After the Duperow section was plugged off, the well became a solo Madison producer for the next 20 years. From 1985 to about the end of 1998, it was a reliable well, making about 2,000 to 3,000 BO just every month. Into 1999, production fell off and became consistently lower, going from 1,003 BO in February 2000 (its last 1,000 BO month) to a number of non-producing months in 2001. The total take from the Madison formation was impressive: 893,274 BO and 757,052 Mcfg.

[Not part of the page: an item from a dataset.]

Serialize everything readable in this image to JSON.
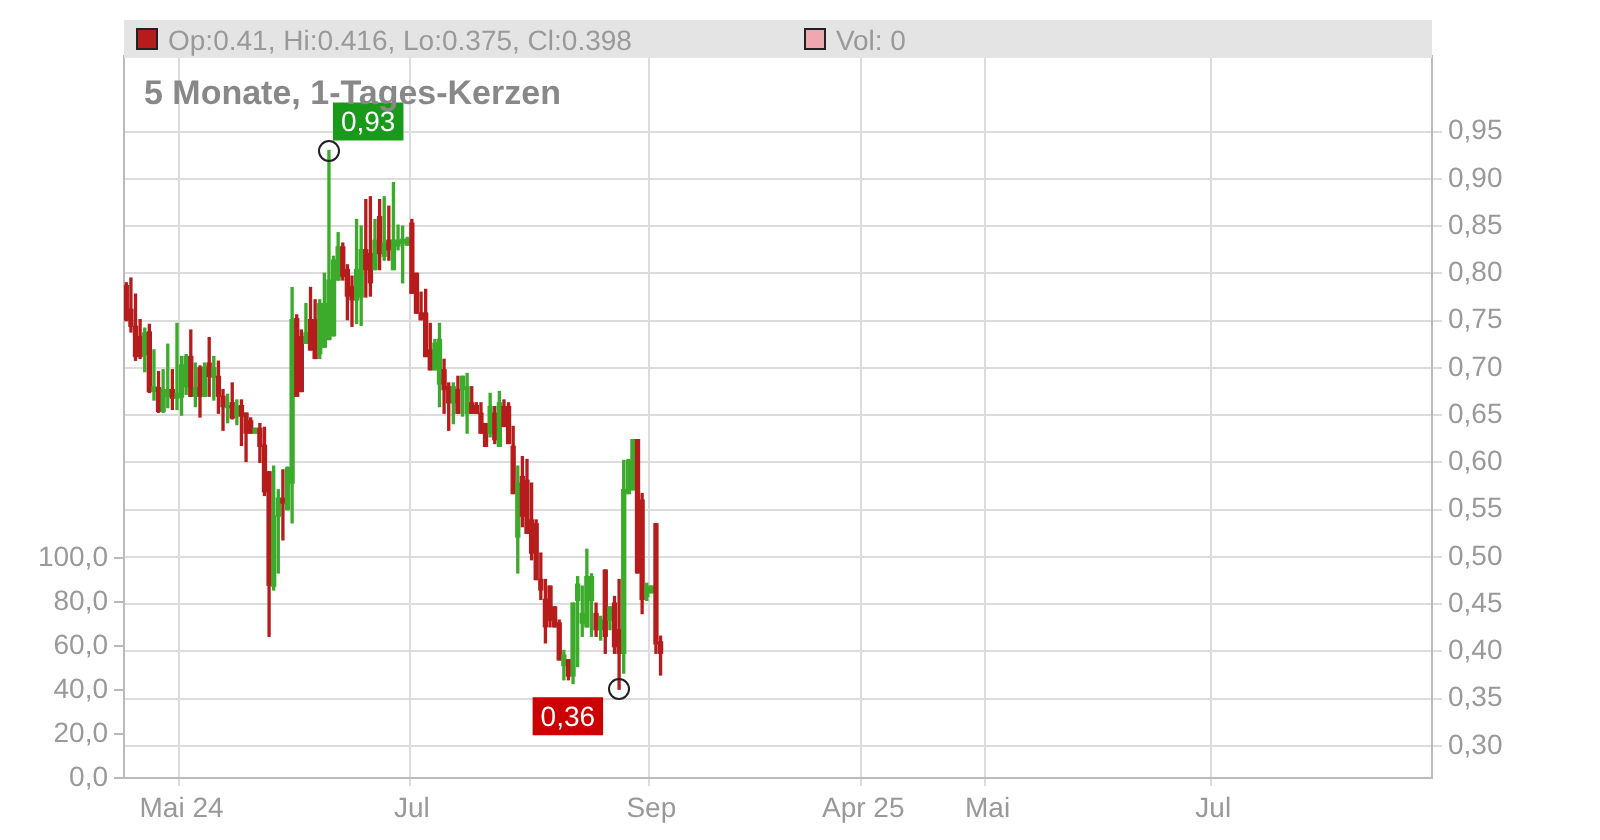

Every well has its own production history. But if there were more onshore producing wells like the No. 1-32 Simnioniw, America would not need to import so much foreign oil!

Slippery slope
As new wells are brought online across the country — horizontal wells, high pressure wells, wells stimulated with new technology, etc. — more data is plugged into the computer. Engineers are not yet certain what long-term production curves will look like. For instance, how much natural gas will a Marcellus Shale well make that has 1,000 feet of horizontal displacement and say 100 perforations? How about 2,000 feet of horizontal displacement and even more perforations made with a multi-stage frac? Or how much oil will a Bakken Shale well produce with 5,000 feet of horizontal pay? The combinations are almost endless.

Add fluctuating crude oil and natural gas prices to the mix and even more economic scenarios ensue. An operator might get more aggressive if $120 oil or $10 natural gas even returns, willing to drill in new areas or willing to try a new type of completion technique —things that have not been charted with production curves before.

So trying to estimate how much crude oil or natural gas a well is going to make is not an exact science. It is an estimate, a best guess made under changing conditions and parameters. Besides, no rule works for every well.

Likewise, many production decline curves contain a slippery slope. They can fall off at a moment’s notice, never to return.